【関西電力 森本社長】原子力と再エネの両輪で エネルギーの安定供給と脱炭素社会に貢献する

2021年9月1日

世界が脱炭素化へ大きくかじを切る中、その鍵を握る原子力と再エネに注力する。水素など新たな火力燃料の実現を主導するべく、イノベーションにも果敢に挑戦する。

もりもと・たかし 
1979東京大学経済学部卒、関西電力入社。2015年常務執行役員総合企画本部長代理、
16年取締役副社長執行役員などを経て20年3月取締役社長に就任。
同年6月から取締役代表執行役社長。

志賀 8月2日に美浜発電所3号機、高浜発電所1、2号機、大飯発電所3、4号機について新たな運転計画の見通しを発表しました。これまでと何が変わりましたか。

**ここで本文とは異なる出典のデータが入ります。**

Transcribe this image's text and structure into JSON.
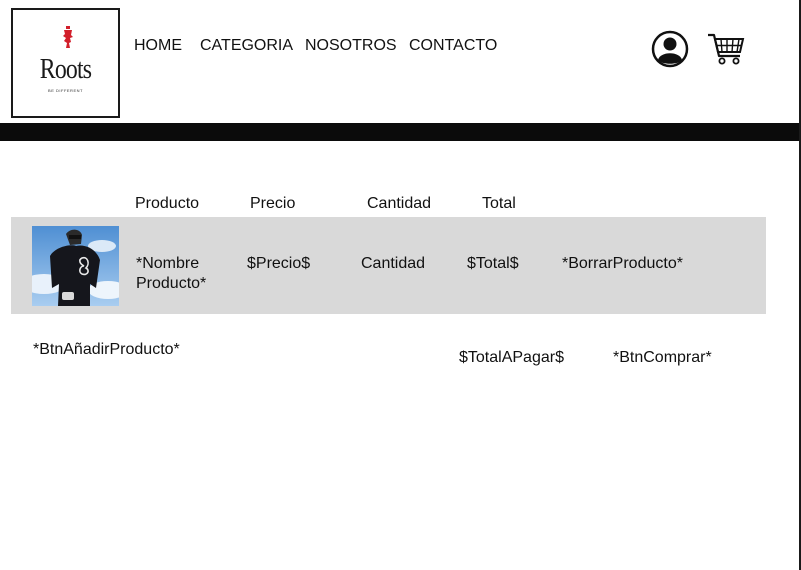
{
  "brand": {
    "name": "Roots",
    "tagline": "BE DIFFERENT"
  },
  "nav": {
    "home": "HOME",
    "categoria": "CATEGORIA",
    "nosotros": "NOSOTROS",
    "contacto": "CONTACTO"
  },
  "icons": {
    "account": "user-circle-icon",
    "cart": "shopping-cart-icon"
  },
  "cart": {
    "headers": {
      "producto": "Producto",
      "precio": "Precio",
      "cantidad": "Cantidad",
      "total": "Total"
    },
    "item": {
      "name_line1": "*Nombre",
      "name_line2": "Producto*",
      "price": "$Precio$",
      "quantity": "Cantidad",
      "total": "$Total$",
      "delete": "*BorrarProducto*"
    },
    "add_product": "*BtnAñadirProducto*",
    "total_to_pay": "$TotalAPagar$",
    "buy": "*BtnComprar*"
  },
  "colors": {
    "row_bg": "#d9d9d9",
    "bar": "#0b0b0b",
    "logo_red": "#d21f2b"
  }
}
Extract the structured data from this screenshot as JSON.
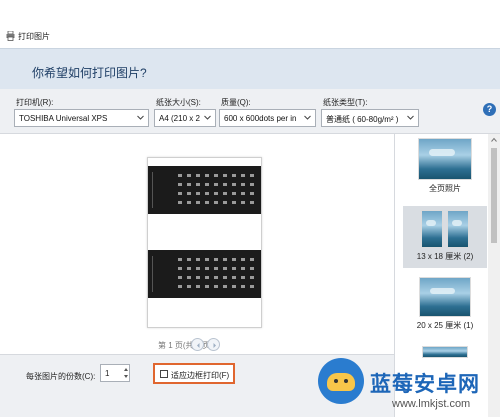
{
  "window": {
    "title": "打印图片"
  },
  "header": {
    "question": "你希望如何打印图片?"
  },
  "toolbar": {
    "printer": {
      "label": "打印机(R):",
      "value": "TOSHIBA Universal XPS"
    },
    "paper_size": {
      "label": "纸张大小(S):",
      "value": "A4 (210 x 2"
    },
    "quality": {
      "label": "质量(Q):",
      "value": "600 x 600dots per in"
    },
    "paper_type": {
      "label": "纸张类型(T):",
      "value": "普通纸 ( 60-80g/m² )"
    },
    "help_icon": "help-icon"
  },
  "preview": {
    "page_indicator": "第 1 页(共 1 页)"
  },
  "layouts": [
    {
      "label": "全页照片"
    },
    {
      "label": "13 x 18 厘米 (2)",
      "selected": true
    },
    {
      "label": "20 x 25 厘米 (1)"
    }
  ],
  "bottom": {
    "copies_label": "每张图片的份数(C):",
    "copies_value": "1",
    "fit_label": "适应边框打印(F)",
    "fit_checked": false
  },
  "watermark": {
    "title": "蓝莓安卓网",
    "url": "www.lmkjst.com"
  },
  "colors": {
    "accent": "#e0662f",
    "header_bg": "#dde6f0",
    "brand": "#1d66b8"
  }
}
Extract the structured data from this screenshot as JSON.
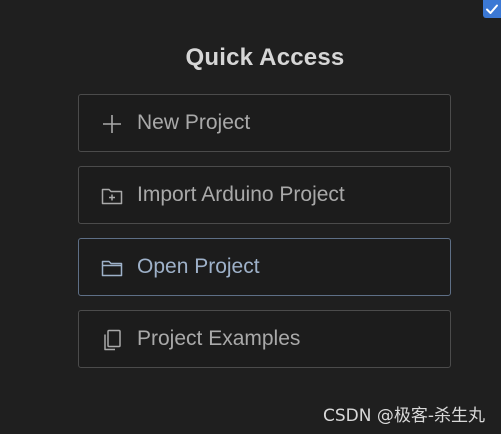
{
  "quick_access": {
    "title": "Quick Access",
    "actions": [
      {
        "label": "New Project",
        "icon": "plus-icon"
      },
      {
        "label": "Import Arduino Project",
        "icon": "folder-import-icon"
      },
      {
        "label": "Open Project",
        "icon": "folder-icon",
        "state": "hovered"
      },
      {
        "label": "Project Examples",
        "icon": "copy-icon"
      }
    ]
  },
  "watermark": "CSDN @极客-杀生丸",
  "colors": {
    "background": "#1f1f1f",
    "card_background": "#1c1c1c",
    "card_border": "#4b4b4b",
    "active_border": "#5e6f86",
    "text": "#a9a9a9",
    "title": "#d6d6d6",
    "accent": "#3b78d4"
  }
}
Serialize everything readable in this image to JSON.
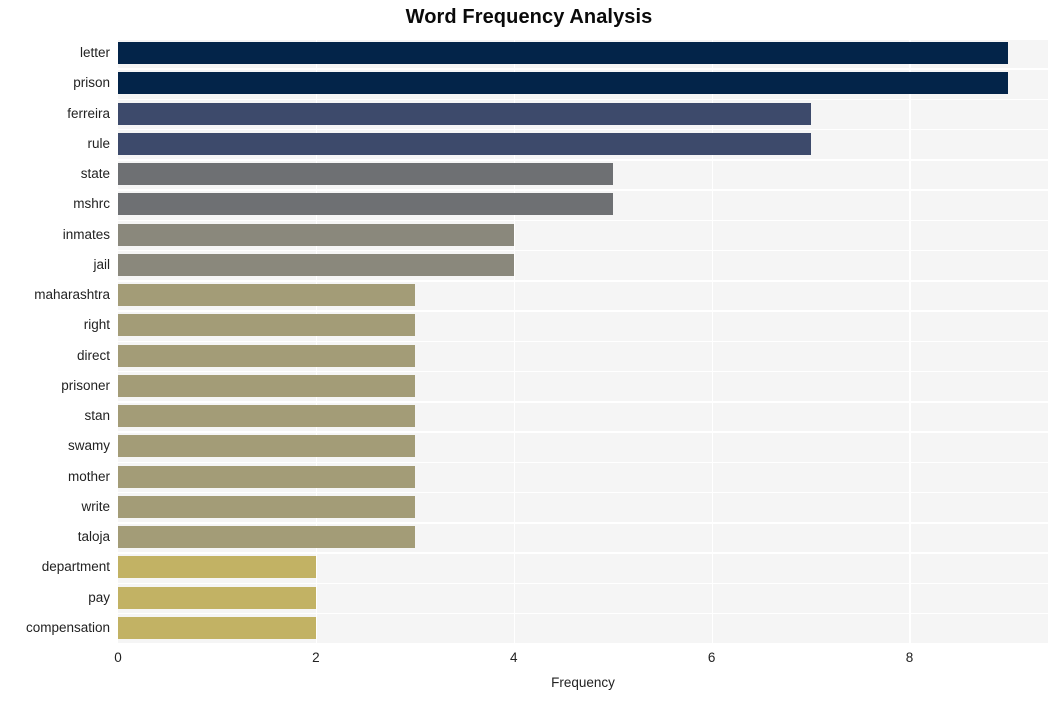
{
  "chart_data": {
    "type": "bar",
    "orientation": "horizontal",
    "title": "Word Frequency Analysis",
    "xlabel": "Frequency",
    "ylabel": "",
    "xlim": [
      0,
      9.4
    ],
    "ylim": null,
    "grid": true,
    "legend": null,
    "xticks": [
      "0",
      "2",
      "4",
      "6",
      "8"
    ],
    "xtick_values": [
      0,
      2,
      4,
      6,
      8
    ],
    "categories": [
      "letter",
      "prison",
      "ferreira",
      "rule",
      "state",
      "mshrc",
      "inmates",
      "jail",
      "maharashtra",
      "right",
      "direct",
      "prisoner",
      "stan",
      "swamy",
      "mother",
      "write",
      "taloja",
      "department",
      "pay",
      "compensation"
    ],
    "values": [
      9,
      9,
      7,
      7,
      5,
      5,
      4,
      4,
      3,
      3,
      3,
      3,
      3,
      3,
      3,
      3,
      3,
      2,
      2,
      2
    ],
    "bar_colors": [
      "#032449",
      "#032449",
      "#3d4a6b",
      "#3d4a6b",
      "#6e7073",
      "#6e7073",
      "#8a887c",
      "#8a887c",
      "#a39c77",
      "#a39c77",
      "#a39c77",
      "#a39c77",
      "#a39c77",
      "#a39c77",
      "#a39c77",
      "#a39c77",
      "#a39c77",
      "#c2b264",
      "#c2b264",
      "#c2b264"
    ],
    "plot_background": "#f5f5f5",
    "gridline_color": "#ffffff",
    "text_color": "#222222",
    "title_color": "#0a0a0a"
  }
}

森本 これまで特定重大事故等対処施設(特重施設)の早期完成に向け、関係者のご協力を得ながら努力を重ねてきました。施設の運用開始時期については「検討中」とご説明してきましたが、今般、運用開始の見通しが立ちましたので、発電所ごとの運転再開、再稼働時期と合わせて発表いたしました。美浜3号機と大飯3、4号機は2022年内、高浜1、2号機は23年の運用開始を計画しています。大飯4号機を除き、設置期限を超えることにはなりましたが、これからも気を引き締めて完成に向け工事を進めていきます。

安全安定運転積み重ね 原子力への信頼高める

志賀 6月には運転開始から40年を超えた美浜3号機が10年ぶりに再稼働しました。その意義についてはどうお考えですか。

森本 地元のご理解を得て、新規制基準施行後、40年超のプラントとして全国で初めて稼働させることができました。今夏は猛暑が続き、安定供給に大きく貢献できますし、将来のゼロカーボン社会実現に向けた意義も大変大きいと考えています。

 一方で、17年前に、美浜3号機において5名もの方が尊いお命を亡くされ、6名の方が重傷を負われるという、大変な事故を発生させてしまいました。当社は発生の8月9日を「安全の誓い」の日と定めています。今年も私を含め関係役員が、美浜発電所構内の「安全の誓い」の石碑の前で、安全の徹底を固く誓い、全員で献花・黙とうを行いました。地元のご理解があってこそ原子力事業を担えるのであり、安全はあらゆる事業活動の基本であることを心に刻み、これからも安全最優先で取り組んでいきます。

志賀 ビル・ゲイツ氏が安定的なゼロカーボン電源は原子力しかないと発言したそうです。ところが第六次エネルギー基本計画では、原子力の位置付けがあいまいになったと言わざるを得ません。

森本 エネルギー基本計画案に対して、様々な意見があると承知しています。50年に向けゼロカーボン社会をどう作っていくのか、また、30年度CO2排出量46%削減へのプロセスを考える上で、さまざまな選択肢を追求していくという観点で示されたものと受け止めています。原子力に対しては厳しい受け止めをされる方も多いですが、安定供給とゼロカーボンへの貢献に向け、安全・安定運転の実績をしっかりと積み重ねていくことで、一人でも多くの方に安心していただけるよう努めていきたいと考えています。

志賀 原子力は将来、新規開発に取り組む必要があります。敦賀3、4号機は現実的なプロジェクトかと思いますが、日本原電単独では難しい。メーカーを巻き込んだPWR(加圧水型炉)グループを作るのも有力かと思うのですが、いかがですか。

森本 原子力の新増設については、現段階でエネ基に示されていません。まず私たちは、将来に備えて既存設備である美浜、高浜の40年超運転を含め実績を確実に積み上げていくことで、原子力への信頼を高めるために地道に努力していかなければなりません。

 一方で、将来に向け、エネルギーセキュリティーなどの観点から、裾野の広い日本の原子力産業、そしてそれに支えられた高度な技術を維持していくためには、東京電力福島第一原子力発電所事故の反省を深く胸に刻み、安全について新しい試みにも果敢に挑戦し続け、たゆまず向上させていかなければなりません。

 将来にわたり、原子力発電を一定規模確保するために、日本全体でどう取り組むのかについては当然、考えていかなければなりません。当社もしっかりと役割を果たせるよう、将来への備えを万全にしていきたいと思います。